Landwehr Grant M, Bogart Jonathan W, Magalhaes Carol, Hammarlund Eric G, Karim Ashty S, Jewett Michael C
Department of Chemical and Biological Engineering, Northwestern University, Evanston, IL, USA.
Center for Synthetic Biology, Northwestern University, Evanston, IL, USA.
Nat Commun. 2025 Jan 20;16(1):865. doi: 10.1038/s41467-024-55399-0.
Enzyme engineering is limited by the challenge of rapidly generating and using large datasets of sequence-function relationships for predictive design. To address this challenge, we develop a machine learning (ML)-guided platform that integrates cell-free DNA assembly, cell-free gene expression, and functional assays to rapidly map fitness landscapes across protein sequence space and optimize enzymes for multiple, distinct chemical reactions. We apply this platform to engineer amide synthetases by evaluating substrate preference for 1217 enzyme variants in 10,953 unique reactions. We use these data to build augmented ridge regression ML models for predicting amide synthetase variants capable of making 9 small molecule pharmaceuticals. Over these nine compounds, ML-predicted enzyme variants demonstrate 1.6- to 42-fold improved activity relative to the parent. Our ML-guided, cell-free framework promises to accelerate enzyme engineering by enabling iterative exploration of protein sequence space to build specialized biocatalysts in parallel.

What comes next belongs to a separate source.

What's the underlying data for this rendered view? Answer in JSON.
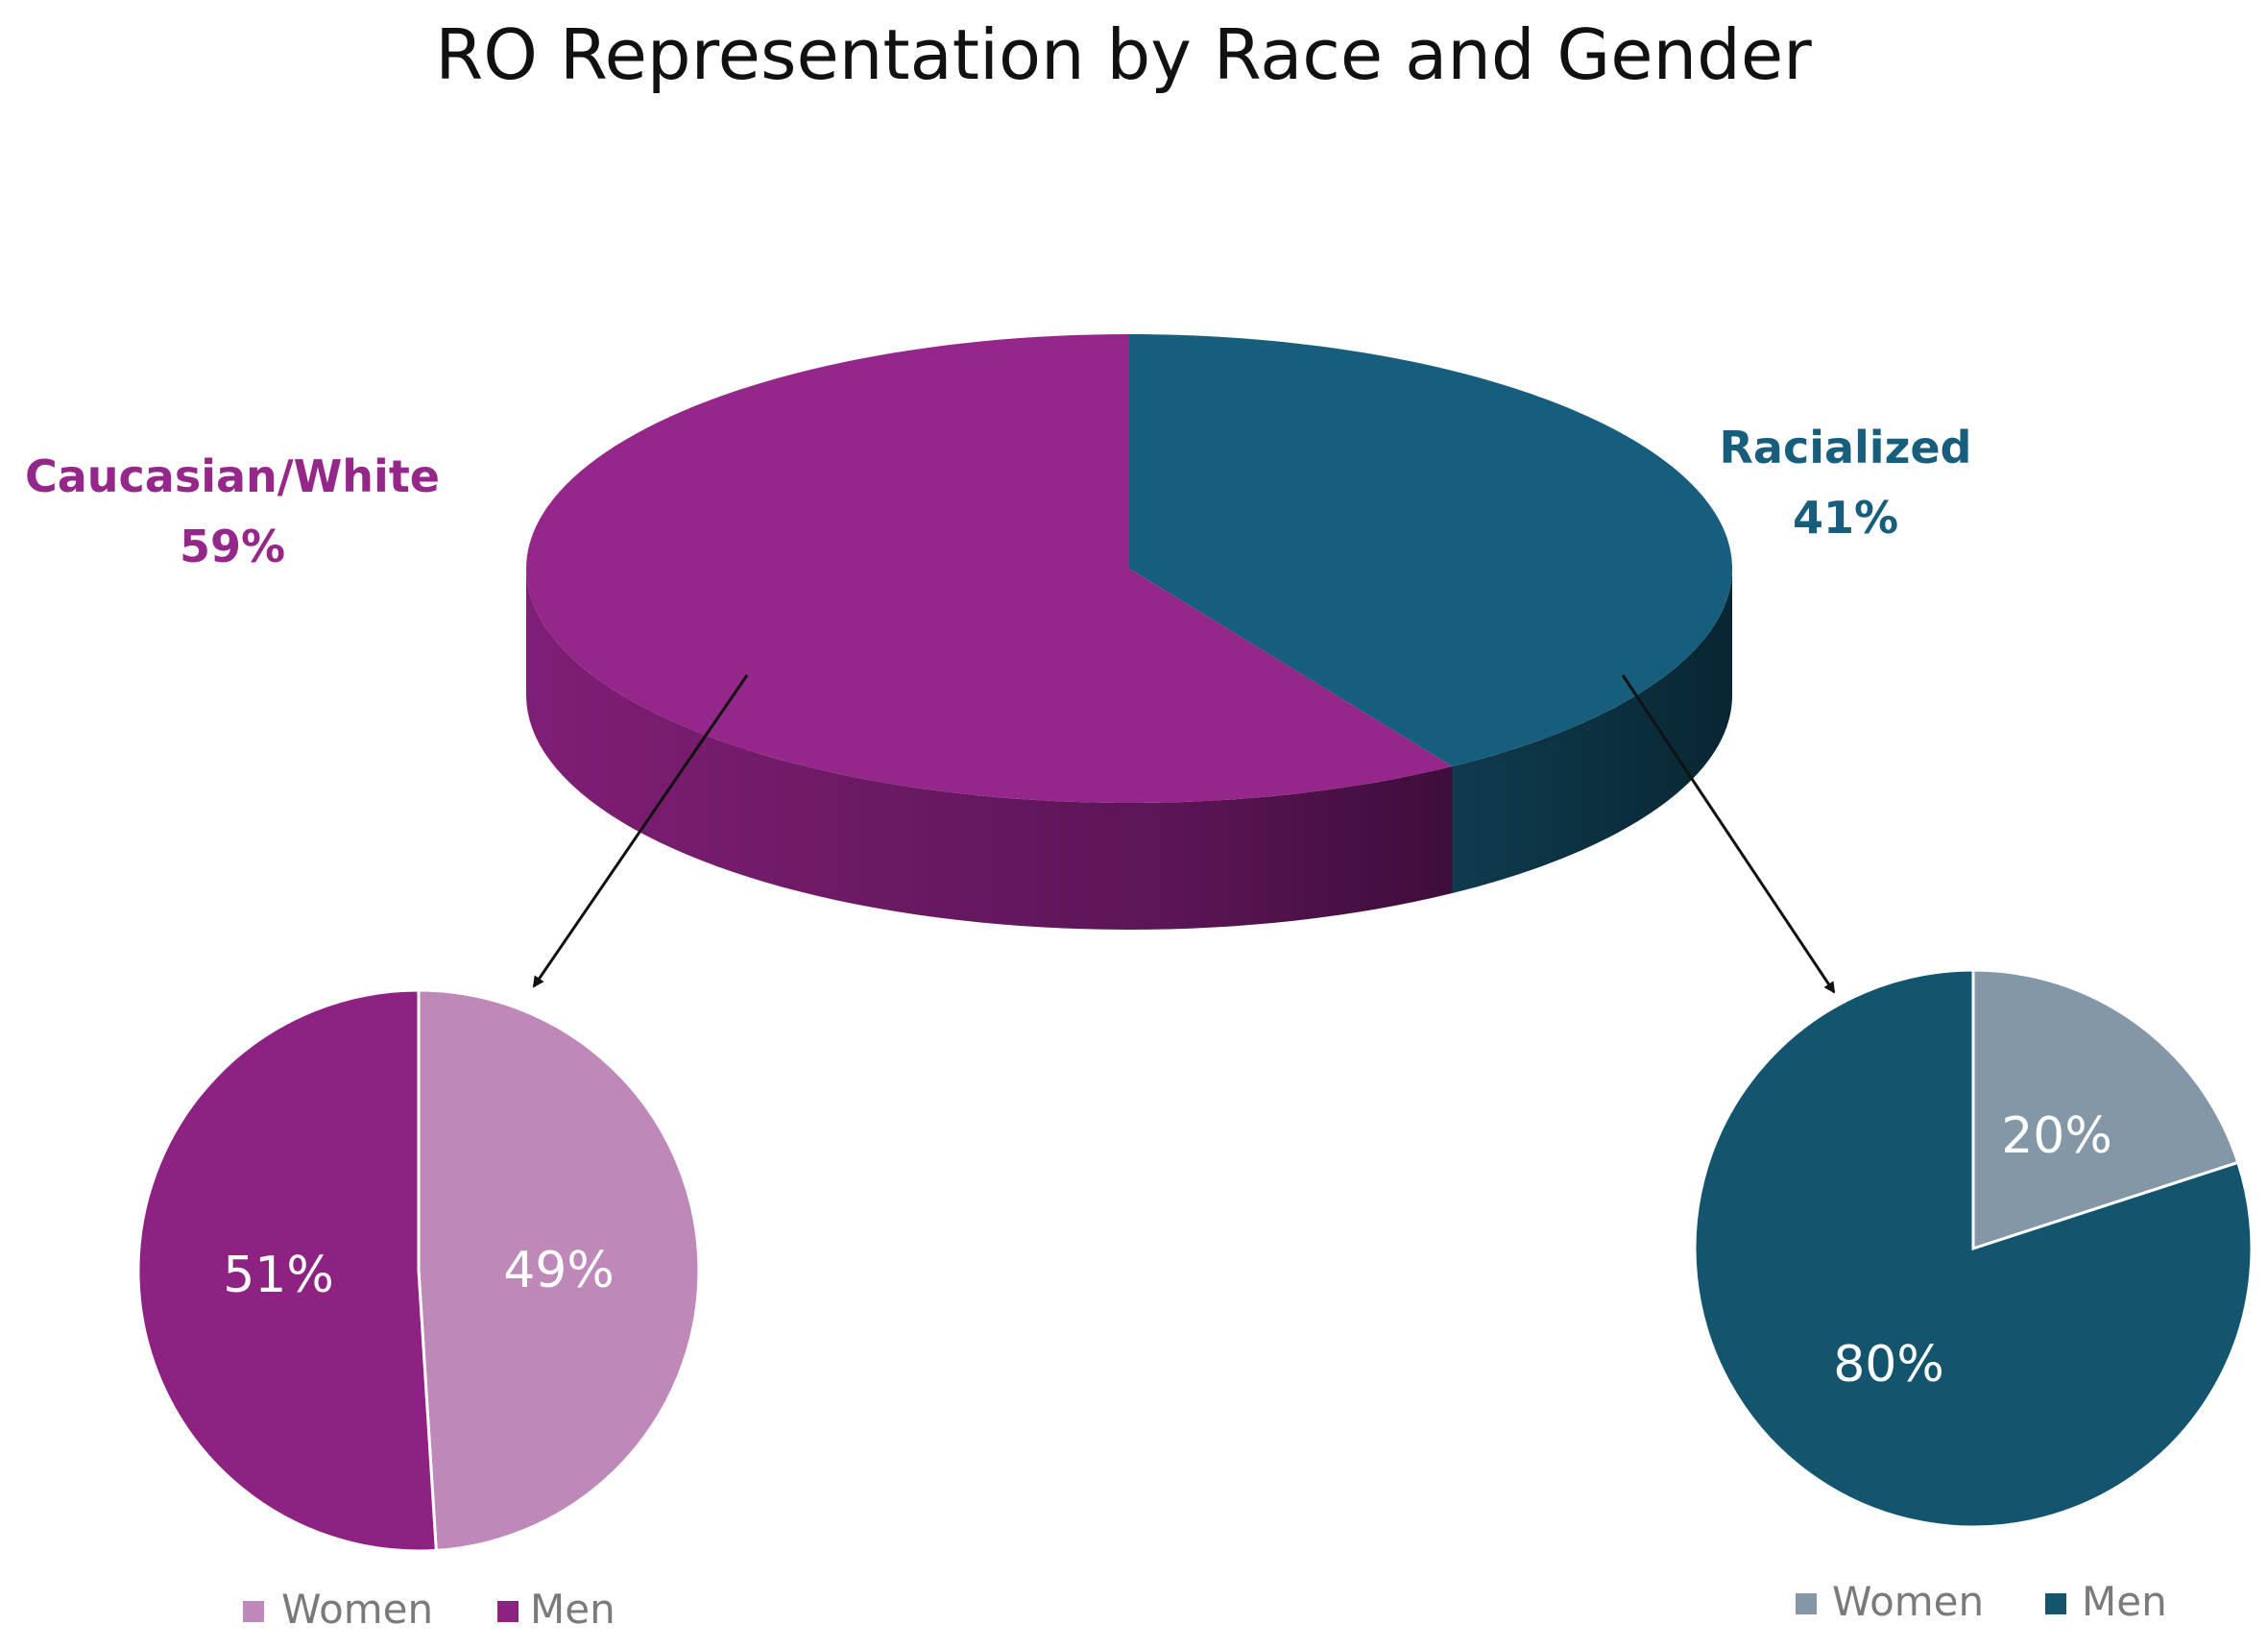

酶工程受到快速生成和利用大量序列-功能关系数据集进行预测性设计这一挑战的限制。为应对这一挑战,我们开发了一个机器学习(ML)引导的平台,该平台整合了无细胞DNA组装、无细胞基因表达和功能测定,以快速绘制跨越蛋白质序列空间的适应性景观,并针对多种不同的化学反应优化酶。我们将这个平台应用于工程化酰胺合成酶,通过评估10953个独特反应中1217个酶变体的底物偏好。我们利用这些数据构建增强岭回归ML模型,以预测能够合成9种小分子药物的酰胺合成酶变体。在这9种化合物中,ML预测的酶变体相对于亲本表现出1.6至42倍的活性提高。我们的ML引导的无细胞框架有望通过能够对蛋白质序列空间进行迭代探索,并行构建专门的生物催化剂,从而加速酶工程。